New Delhi: The LIC board on Monday gave approval to the insurance behemoth to acquire IDBI Bank by raising stake to 51 per cent via preferential shares, Economic Affairs Secretary S C Garg said on Monday.

The debt laden bank will issue preferential shares to state-owned LIC to raise capital.

"Most likely that (preferential share allotment route) would be the way. The bank needs capital. They will issue preferential shares that should be the method," said Garg, who is on the LIC board.

"The other one is that they can buy from the government but that does not provide capital to the IDBI Bank and therefore, that is the preferable mode to do it (acquire the bank)," he said after the meeting held here.

The next step for the Life Insurance Corporation of India (LIC) is to approach markets regulator Sebi, as the bank, which is also state-owned, is a listed entity.

Insurance regulator Irdai has already given its approval to the insurer for the stake purchase.

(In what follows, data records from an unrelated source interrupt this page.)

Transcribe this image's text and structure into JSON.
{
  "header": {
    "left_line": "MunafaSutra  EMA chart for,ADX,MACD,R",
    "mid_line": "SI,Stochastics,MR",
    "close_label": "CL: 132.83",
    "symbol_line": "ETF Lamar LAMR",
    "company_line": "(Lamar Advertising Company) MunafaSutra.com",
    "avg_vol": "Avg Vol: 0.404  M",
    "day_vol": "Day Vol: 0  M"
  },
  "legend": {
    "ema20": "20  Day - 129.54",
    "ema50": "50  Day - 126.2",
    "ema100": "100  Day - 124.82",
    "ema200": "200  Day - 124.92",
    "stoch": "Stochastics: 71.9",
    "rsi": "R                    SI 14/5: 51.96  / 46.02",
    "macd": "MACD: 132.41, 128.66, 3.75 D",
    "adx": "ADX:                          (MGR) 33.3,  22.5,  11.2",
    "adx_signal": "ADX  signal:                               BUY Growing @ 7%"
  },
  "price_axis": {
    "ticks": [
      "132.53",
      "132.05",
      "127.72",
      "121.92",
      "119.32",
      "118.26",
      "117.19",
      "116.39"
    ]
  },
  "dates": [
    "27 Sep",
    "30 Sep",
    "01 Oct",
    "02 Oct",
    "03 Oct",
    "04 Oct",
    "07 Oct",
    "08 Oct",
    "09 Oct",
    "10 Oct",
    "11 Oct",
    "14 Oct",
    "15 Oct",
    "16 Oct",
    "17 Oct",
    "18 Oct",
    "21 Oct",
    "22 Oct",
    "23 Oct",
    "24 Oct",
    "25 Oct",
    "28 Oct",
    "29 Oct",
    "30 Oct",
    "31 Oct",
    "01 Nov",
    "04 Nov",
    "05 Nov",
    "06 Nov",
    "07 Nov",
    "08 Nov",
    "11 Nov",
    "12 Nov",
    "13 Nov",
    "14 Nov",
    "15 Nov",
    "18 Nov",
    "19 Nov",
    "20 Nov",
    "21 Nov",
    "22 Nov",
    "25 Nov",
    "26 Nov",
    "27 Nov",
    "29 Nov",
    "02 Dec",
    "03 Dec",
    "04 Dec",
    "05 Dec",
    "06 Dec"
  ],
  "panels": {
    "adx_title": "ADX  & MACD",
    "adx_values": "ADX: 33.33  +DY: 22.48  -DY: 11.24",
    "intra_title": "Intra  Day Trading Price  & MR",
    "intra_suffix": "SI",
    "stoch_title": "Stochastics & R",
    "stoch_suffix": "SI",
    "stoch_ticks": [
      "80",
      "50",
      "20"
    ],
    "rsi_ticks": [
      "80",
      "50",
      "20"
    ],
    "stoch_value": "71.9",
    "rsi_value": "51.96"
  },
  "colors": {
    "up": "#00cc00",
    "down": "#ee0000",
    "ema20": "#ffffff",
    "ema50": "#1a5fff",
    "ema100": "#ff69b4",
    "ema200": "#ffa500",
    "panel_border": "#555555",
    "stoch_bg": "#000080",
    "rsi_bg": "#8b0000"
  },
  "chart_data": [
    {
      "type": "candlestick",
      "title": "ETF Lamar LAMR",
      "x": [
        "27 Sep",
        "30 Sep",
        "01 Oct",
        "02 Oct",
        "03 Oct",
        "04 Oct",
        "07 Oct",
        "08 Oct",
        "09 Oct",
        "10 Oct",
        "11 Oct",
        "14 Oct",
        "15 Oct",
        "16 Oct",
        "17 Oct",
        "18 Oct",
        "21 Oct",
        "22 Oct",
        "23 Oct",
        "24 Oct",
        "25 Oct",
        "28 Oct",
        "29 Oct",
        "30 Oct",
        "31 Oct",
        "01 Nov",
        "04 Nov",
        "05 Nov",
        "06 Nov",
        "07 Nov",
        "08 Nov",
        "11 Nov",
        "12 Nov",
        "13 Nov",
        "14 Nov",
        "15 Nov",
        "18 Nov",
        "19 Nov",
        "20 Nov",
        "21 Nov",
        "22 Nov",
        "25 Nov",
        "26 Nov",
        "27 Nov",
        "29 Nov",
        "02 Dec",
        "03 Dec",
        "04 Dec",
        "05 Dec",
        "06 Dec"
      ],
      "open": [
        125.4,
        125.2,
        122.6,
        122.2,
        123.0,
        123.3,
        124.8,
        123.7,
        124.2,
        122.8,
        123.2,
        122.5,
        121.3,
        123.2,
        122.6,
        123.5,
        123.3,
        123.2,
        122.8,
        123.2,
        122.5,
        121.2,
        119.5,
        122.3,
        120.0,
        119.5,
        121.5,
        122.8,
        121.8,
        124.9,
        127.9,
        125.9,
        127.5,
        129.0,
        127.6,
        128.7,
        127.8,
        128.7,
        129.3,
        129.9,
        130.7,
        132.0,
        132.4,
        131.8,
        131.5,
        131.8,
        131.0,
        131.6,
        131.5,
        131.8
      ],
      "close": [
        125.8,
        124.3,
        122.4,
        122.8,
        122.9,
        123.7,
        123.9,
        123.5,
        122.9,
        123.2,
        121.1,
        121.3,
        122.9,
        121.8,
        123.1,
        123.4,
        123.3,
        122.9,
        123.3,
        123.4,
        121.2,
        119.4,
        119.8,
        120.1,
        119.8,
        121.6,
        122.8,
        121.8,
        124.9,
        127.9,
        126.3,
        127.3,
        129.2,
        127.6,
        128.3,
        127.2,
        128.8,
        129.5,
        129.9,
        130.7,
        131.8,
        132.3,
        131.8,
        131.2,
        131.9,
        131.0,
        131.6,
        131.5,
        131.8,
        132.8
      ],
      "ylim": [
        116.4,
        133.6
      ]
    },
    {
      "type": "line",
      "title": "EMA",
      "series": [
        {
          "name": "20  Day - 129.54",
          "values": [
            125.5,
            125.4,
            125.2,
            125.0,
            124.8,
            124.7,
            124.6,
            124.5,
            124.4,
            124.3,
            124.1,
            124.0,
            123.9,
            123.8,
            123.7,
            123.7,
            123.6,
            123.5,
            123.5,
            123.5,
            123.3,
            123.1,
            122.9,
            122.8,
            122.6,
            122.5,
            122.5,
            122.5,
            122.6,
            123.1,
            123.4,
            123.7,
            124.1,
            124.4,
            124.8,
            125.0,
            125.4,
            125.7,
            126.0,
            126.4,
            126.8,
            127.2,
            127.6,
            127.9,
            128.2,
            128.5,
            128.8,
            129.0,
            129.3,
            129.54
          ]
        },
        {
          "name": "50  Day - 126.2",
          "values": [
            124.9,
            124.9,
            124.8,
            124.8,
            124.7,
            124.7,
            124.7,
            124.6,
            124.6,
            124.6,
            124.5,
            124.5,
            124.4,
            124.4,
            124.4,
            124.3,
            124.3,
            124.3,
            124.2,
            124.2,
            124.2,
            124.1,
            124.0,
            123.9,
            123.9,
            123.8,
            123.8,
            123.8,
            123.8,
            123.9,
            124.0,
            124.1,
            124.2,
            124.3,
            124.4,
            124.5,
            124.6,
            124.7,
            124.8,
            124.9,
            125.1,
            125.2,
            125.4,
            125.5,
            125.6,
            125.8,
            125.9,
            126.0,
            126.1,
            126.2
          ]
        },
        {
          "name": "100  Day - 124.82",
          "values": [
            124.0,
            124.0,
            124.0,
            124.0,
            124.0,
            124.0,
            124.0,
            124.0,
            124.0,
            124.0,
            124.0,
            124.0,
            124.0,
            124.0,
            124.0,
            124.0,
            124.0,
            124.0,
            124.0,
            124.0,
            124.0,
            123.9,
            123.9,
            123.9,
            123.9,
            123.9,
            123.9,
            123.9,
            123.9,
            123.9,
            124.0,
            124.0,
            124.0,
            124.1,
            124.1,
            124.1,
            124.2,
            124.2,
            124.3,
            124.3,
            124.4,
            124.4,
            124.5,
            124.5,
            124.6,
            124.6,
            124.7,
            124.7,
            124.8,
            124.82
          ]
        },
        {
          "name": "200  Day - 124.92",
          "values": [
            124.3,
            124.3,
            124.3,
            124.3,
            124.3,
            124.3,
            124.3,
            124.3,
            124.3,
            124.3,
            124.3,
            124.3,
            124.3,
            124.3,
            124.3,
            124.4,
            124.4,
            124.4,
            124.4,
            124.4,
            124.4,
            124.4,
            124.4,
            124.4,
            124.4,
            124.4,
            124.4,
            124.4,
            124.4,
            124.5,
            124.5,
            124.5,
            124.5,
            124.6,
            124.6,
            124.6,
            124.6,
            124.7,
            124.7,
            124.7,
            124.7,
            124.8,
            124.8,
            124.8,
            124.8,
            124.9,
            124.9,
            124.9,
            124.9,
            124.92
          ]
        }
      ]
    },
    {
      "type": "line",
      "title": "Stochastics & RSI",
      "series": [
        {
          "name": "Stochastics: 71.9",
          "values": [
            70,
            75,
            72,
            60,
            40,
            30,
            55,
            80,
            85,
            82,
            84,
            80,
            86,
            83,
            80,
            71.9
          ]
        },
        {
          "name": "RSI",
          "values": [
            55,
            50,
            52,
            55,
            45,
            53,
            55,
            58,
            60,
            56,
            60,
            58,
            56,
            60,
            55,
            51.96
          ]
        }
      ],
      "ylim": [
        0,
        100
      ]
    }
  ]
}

IDBI Bank too has to get approval of its board to sell stakes to LIC.

Garg also indicated the there may not be an open offer as per the Sebi regulations, as public holding in the bank is very limited.

"Open offer may or may not come about. The public share holding is very small. It is only about 5 per cent. And the pricing formula et cetera may not be attractive. But they will go through that process and if necessary they will make that open offer, but it is not a very material issue in this context," he said.

LIC already has 7-7.5 per cent stake in the bank and will acquire the remaining for majority holding, Garg said without giving details about the capital the IDBI Bank would get by selling stakes the insurer.

However, sources said the LIC stake buy will help the bank get capital support of Rs 10,000-13,000 crore.

With acquisition of majority stake, LIC will be able to appoint at least four members on the bank's board, they added.